In this poll, Clinton is winning female voters by a margin of 20 points, with 56 percent of women favoring Clinton and 36 percent favoring Trump. Among men, 51 percent favor Trump and 39 percent favor Clinton.
This poll also found that members of both parties are, for the most part, behind their candidate, although Clinton is winning more Republicans than Trump is winning Democrats. Both Clinton and Trump have the support of 85 percent of their respective party, but Clinton is backed by 12 percent of Republicans, and Trump is backed by nine percent of Democrats.
CNN/ORC: Clinton Four Points Ahead
The latest CNN/ORC poll has Clinton once again four points ahead of Trump in Pennsylvania. The poll was conducted by speaking to 799 likely voters from October 27th through November 1st. The margin of error is 3.5 percentage points.

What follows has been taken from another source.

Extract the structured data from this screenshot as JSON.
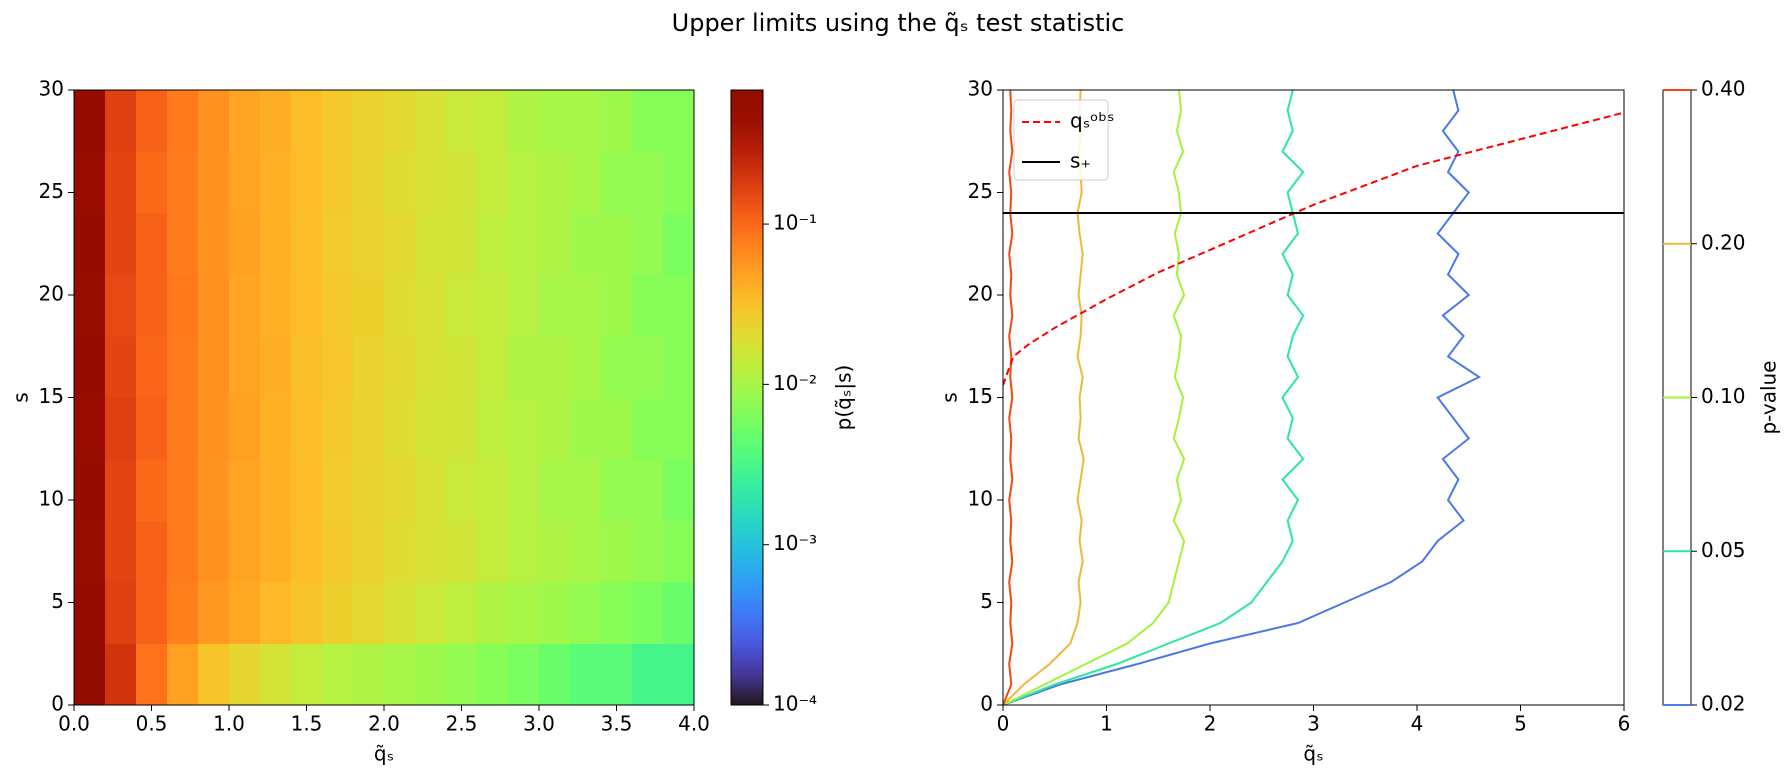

Four percent of those polled chose Gary Johnson, two percent chose Jill Stein, and one percent chose none of the candidates. In a head to head matchup, Clinton leads Trump by five points, 51 percent to 46 percent.
Even after the news that Obamacare premiums will rise in 2017, Barack Obama’s approval rating has actually improved in Pennsylvania. Among likely voters, 54 percent approve of Obama’s job performance compared to 44 percent who do not approve. This is an increase from the end of September, when Obama’s approval rating in the state was 52 percent.
When asked which candidate would better handle various issues, voters said that Donald Trump would have a better handle on the economy, while Hillary Clinton would have a better handle on foreign policy, terrorism, health care and trade. Voters were split on who would best handle immigration, with 49 percent choosing Clinton and 49 percent choosing Trump.